La hausse des cotations sur le marché français du maïs a été moins élevée que celle des cours du blé. Par conséquent, un écart de prix entre les deux céréales s’est creusé au cours du dernier trimestre 2019, permettant au maïs de regagner en intérêt dans les rations animales. Dans d’autres pays européens (Espagne, Pays-Bas…) le maïs est plus attractif pour les formulateurs qu’en France. La compétitivité des origines brésiliennes et ukrainiennes par rapport au maïs local a favorisé l’augmentation des volumes importés Ainsi, entre juillet à décembre 2019, l’Union européenne a déjà importé plus de 10,2 millions de tonnes de maïs, soit une hausse de 2% par rapport à la même période en 2018, malgré une production européenne supérieure cette année.

Oléagineux : hausse significative du prix du tourteau de colza

A l’instar des céréales, les prix des tourteaux ont rebondi en fin d’année 2019 après avoir passé la majeure partie de l’année sur des niveaux de prix bas. L’accord commercial entre les États-Unis et la Chine devrait permettre au soja américain de reprendre les parts perdues sur le marché chinois durant le conflit. Toutefois, la résolution du différent commercial ne changera pas les besoins de la Chine en soja importé. Ceux-ci sont en effet attendus inférieurs à 2017 en lien avec la crise sanitaire qui touche la filière porcine chinoise. La concurrence entre le soja américain et le soja brésilien devrait tout de même rester de mise au printemps. Les moissons brésiliennes de la campagne 2019/20 qui débuteront en mars prochain devraient battre un nouveau record (125 millions de tonnes) en lien avec les conditions climatiques récentes.
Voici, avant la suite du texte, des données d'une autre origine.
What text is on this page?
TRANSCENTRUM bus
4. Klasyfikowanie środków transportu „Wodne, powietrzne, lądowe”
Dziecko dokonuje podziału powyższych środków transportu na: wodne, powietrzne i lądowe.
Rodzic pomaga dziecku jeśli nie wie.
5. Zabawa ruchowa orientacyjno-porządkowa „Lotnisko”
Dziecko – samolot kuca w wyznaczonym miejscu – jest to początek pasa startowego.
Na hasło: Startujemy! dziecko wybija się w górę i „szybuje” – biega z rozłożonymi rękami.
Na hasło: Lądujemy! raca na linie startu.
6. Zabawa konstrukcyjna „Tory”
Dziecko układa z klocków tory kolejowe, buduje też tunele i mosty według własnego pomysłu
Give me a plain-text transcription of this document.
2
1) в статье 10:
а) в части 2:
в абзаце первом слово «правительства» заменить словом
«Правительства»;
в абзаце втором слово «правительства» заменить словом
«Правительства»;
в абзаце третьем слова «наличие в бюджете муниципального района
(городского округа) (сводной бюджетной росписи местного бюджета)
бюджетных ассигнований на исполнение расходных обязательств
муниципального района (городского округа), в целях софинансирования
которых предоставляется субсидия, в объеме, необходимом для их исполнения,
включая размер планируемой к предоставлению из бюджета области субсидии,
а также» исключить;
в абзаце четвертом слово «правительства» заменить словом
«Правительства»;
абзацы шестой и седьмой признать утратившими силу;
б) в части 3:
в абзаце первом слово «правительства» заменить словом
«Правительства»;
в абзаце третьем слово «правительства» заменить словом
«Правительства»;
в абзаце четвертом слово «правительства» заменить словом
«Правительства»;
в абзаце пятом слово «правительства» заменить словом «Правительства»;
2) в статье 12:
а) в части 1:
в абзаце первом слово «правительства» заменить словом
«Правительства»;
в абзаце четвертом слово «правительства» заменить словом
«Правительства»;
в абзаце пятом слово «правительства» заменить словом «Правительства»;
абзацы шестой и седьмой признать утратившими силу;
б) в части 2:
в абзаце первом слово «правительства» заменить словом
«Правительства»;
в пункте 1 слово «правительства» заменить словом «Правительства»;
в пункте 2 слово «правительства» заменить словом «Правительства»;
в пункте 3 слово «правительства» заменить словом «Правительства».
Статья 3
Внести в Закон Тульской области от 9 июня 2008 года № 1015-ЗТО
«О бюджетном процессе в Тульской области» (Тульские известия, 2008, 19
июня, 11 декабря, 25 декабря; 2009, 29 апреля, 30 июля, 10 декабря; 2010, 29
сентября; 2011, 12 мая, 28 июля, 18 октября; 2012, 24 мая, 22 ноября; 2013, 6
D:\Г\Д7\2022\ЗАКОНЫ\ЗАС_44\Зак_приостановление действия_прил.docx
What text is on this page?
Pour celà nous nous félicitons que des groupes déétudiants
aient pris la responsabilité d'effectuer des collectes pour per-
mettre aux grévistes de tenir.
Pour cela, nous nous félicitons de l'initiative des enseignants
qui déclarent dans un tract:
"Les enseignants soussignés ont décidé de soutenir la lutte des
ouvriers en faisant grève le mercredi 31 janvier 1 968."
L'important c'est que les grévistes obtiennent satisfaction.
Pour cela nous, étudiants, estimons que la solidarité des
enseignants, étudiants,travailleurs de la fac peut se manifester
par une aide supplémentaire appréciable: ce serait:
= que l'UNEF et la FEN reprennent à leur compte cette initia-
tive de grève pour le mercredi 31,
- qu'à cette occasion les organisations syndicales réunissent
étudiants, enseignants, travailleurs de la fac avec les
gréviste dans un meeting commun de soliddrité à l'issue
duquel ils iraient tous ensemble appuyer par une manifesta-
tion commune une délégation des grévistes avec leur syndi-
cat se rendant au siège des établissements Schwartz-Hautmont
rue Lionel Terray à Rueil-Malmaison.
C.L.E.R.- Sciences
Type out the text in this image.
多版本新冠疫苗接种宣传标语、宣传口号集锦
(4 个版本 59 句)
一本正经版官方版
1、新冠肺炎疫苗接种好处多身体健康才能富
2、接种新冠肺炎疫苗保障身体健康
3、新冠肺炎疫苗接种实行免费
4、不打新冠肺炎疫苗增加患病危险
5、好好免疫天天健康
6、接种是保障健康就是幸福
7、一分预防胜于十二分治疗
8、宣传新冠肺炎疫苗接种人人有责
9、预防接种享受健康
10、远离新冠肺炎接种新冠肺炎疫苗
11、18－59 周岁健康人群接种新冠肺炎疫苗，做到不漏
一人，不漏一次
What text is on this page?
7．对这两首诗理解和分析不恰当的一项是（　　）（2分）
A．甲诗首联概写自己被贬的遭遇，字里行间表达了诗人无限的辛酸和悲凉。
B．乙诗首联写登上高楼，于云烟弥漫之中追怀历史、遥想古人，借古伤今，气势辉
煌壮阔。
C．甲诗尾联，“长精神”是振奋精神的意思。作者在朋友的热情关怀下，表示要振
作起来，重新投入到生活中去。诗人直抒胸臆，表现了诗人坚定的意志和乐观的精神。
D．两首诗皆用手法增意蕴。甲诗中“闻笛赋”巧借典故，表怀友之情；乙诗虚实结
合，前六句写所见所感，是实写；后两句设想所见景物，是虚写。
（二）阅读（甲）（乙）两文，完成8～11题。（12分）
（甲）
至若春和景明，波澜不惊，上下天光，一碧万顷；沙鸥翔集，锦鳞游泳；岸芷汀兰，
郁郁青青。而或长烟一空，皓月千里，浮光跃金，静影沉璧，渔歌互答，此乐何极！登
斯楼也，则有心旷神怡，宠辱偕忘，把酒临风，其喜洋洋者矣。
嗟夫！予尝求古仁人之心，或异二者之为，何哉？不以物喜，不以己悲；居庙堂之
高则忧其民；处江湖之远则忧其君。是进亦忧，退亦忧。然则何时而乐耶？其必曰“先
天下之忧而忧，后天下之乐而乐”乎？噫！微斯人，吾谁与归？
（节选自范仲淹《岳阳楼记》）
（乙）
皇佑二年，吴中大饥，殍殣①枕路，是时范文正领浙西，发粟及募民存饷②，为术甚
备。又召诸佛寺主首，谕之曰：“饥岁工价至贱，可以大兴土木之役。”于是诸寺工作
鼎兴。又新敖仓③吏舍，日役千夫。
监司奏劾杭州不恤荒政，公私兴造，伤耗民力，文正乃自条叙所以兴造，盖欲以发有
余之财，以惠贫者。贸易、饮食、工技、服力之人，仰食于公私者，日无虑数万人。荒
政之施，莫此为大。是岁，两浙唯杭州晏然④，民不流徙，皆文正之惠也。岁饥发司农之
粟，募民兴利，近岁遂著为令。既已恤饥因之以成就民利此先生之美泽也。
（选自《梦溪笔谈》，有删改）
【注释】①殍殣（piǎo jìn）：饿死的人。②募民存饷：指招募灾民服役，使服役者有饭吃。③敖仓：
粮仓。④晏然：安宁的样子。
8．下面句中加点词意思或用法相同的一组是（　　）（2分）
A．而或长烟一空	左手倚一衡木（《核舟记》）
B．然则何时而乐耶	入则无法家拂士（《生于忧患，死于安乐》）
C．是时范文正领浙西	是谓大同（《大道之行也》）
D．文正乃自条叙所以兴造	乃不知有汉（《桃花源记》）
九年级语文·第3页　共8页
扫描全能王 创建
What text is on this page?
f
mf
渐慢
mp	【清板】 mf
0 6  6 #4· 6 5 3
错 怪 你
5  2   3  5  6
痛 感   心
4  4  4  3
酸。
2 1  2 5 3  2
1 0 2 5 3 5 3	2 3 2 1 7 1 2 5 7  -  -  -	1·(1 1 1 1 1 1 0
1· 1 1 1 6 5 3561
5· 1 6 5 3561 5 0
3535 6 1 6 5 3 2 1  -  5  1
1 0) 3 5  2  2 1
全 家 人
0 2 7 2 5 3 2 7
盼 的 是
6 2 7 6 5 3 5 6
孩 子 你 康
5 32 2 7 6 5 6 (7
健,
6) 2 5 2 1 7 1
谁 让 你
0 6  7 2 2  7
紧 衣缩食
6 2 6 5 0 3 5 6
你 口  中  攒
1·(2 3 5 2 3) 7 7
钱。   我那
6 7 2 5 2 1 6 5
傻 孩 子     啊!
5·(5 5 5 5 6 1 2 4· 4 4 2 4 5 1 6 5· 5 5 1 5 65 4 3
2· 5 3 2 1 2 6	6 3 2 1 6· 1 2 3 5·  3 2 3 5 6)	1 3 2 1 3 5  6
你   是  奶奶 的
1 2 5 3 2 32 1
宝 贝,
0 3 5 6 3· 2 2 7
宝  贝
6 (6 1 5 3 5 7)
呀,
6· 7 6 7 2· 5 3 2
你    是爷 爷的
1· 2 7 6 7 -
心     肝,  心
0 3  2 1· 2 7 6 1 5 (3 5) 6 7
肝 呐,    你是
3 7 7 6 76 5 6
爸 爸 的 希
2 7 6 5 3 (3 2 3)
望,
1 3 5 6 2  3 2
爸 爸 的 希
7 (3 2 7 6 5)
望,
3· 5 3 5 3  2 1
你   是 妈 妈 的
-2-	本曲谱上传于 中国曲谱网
Du côté du colza, face à la faible récolte 2019 en Europe, le manque de disponibilité commence à se faire sentir. Les cours de cette graine oléagineuse ont connu une forte hausse ces derniers mois, pour atteindre environ 415 €/t sur Euronext début janvier. Un niveau de prix qui n’avait pas été atteint depuis mars 2017. Le contexte international sur le marché des huiles végétales est un facteur du soutien pour le prix du colza. L’huile de palme, huile concurrente à l’huile de colza pour l’utilisation alimentaire et la production de biodiesel, a connu une envolée des prix au 4ème sur le marché malaisien (+35% entre début octobre et fin décembre 2019). Parallèlement, l’Union européenne a importé la totalité des disponibilités exportables de colza ukrainien. Elle doit maintenant se tourner vers l’origine canadienne pour approvisionner le marché communautaire, mais pour une offre OGM… Une situation qui sera particulièrement à surveiller pour les filières laitières avec cahier des charges « sans OGM ». Dans ce contexte, les cotations du tourteau de colza ont enregistré une hausse de 14% au 4ème trimestre (marché de Rouen).

Les perspectives pour la récolte 2020 du colza ne montrent pas de détente de la situation à l’échelle de la France. Comme pour le blé, les surfaces semées au titre de la récolte 2020 baissent encore selon Agreste (-27% par rapport à la moyenne 2015-2019). Les conditions sèches au moment des semis (fin d’été), couplées à l’interdiction récente de certains pesticides, ont contribué à une réduction significative de l’assolement de colza français ces dernières années.